The calendar is based on Fixed Week Calendar (FWK; Fixierter Wochenkalender), a 13-month system that divides each month into exactly 28 days and four weeks. FWK is similar to the International Fixed Calendar, except each week begins with Monday per ISO 8601. The Thursday calendar differs in two ways: first, it uses the Thursday week, and second, it uses month names derived from toki pona vocabulary, as described by tokiponist soweli Kina.

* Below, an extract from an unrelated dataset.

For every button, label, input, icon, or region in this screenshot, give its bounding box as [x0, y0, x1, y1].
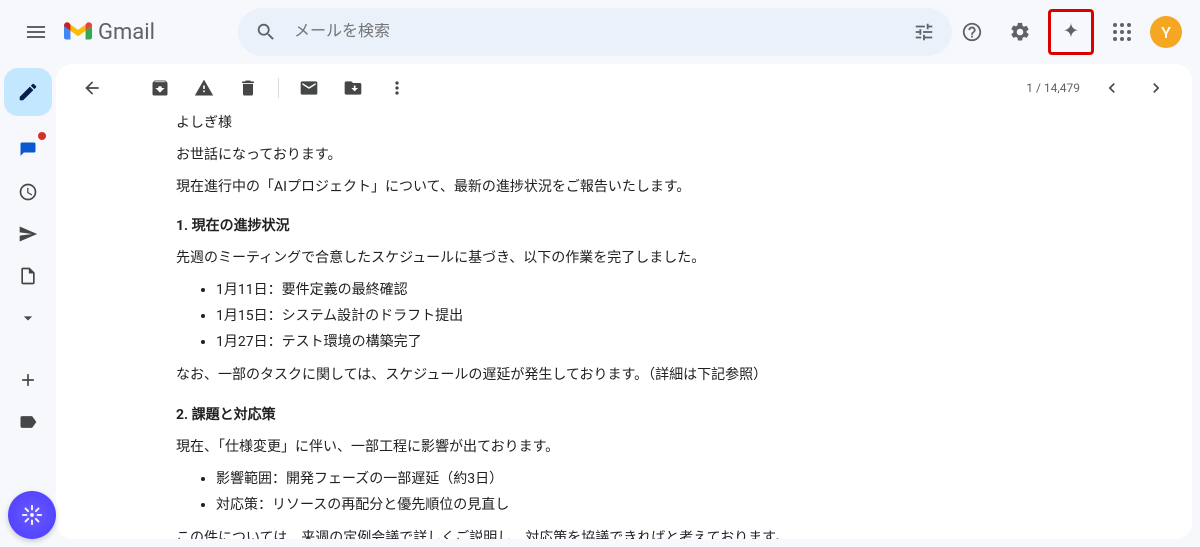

They proposed month names based on the history of Earth and the evolution of life, such that:
- mun Wan - the initial state of the universe
- mun Kon - the time after the big bang, when the universe was all gasses/plasma (kon) like hydrogen and helium
- mun Seli - referring to the beginning of star formation
- mun Ma - referring to the formation of our planet earth
- mun Telo - referring to formation of liquid water on earth, and to the cooling of earth
- mun Mama - referring to LUCA, the ancestor every living thing on earth shares
- mun Kasi - origin of plants
- mun Pipi - origin of arthropods
- mun Kala - origin of fish
- mun Akesi - origin of land tetrapods
- mun Waso - evolution of avian dinosaurs ("birds")
- mun Soweli - evolution of mammals (including humans)
- mun Namako - "haha spicy moon" (literally meaning "extra," to refer to the 13th month of the year)
To cleanly align with the solar year, 13-month calendars typically include an extra day. In FWK, the this is simply called "year day," and it exists outside the typical week at the end of a year before a new one begins. It does not belong to a week or month. The other extra day, leap day, also does not belong to a week or month and sits between Sunday and Monday and the months of June and Sol, appended approximately every four years.
The Thursday calendar also includes these extra days. However, year day instead refers to the day which includes the moment of the UTC December solstice, defined as the precise instant when the Sun’s geocentric ecliptic longitude equals 270 degrees. Year day is a purely separational intercalary day: it does not belong to any year, is not counted in the 364 days of the year, is not a weekday, and is not included in a month. Therefore, a Thursday year can be defined as the 364 month-days immediately following a year day, occurring between the first moment (0:00:00 or 00:00 UTC) of mun Wan 1 and the last moment (9:99:99 or 23:59:59 UTC) of mun Namako 28. Additionally, leap day is also considered a separational intercalary day, not belonging to a year or counted as a weekday, but is only included if the quantity of UTC midnights elapsed between the first moments of two consecutive year days is 366. In such a case, the additional intercalary day is necessary, resulting in a total of 366 days in the solstice-to-solstice interval to match the 366 UTC midnights that passed. When a leap year is included, it falls between mun Mama and mun Kasi instead of FWK's June and Sol, and is not counted as part of any week or month.
Finally, the Thursday year 0 refers to the year which contains the Unix epoch moment. All times should dated relative to this epoch.
Other clarifications:
- A Thursday-day consists of the 100,000 seconds in the half-open interval of
[0:00:00, 10:00:00), where 10:00:00 refers to the same second as the next day's 0:00:00. Similarly, year day is the date whose UTC interval[00:00, 24:00), equivalent to the Thursday-day interval, contains the solstice instant. - Leap seconds do not exist in Thursday time. The typical UTC leap second notation of 23:59:60, which would correspond to 9:99:100, is an invalid timestamp. This aligns with the international decision to eliminate leap seconds from UTC by 2035.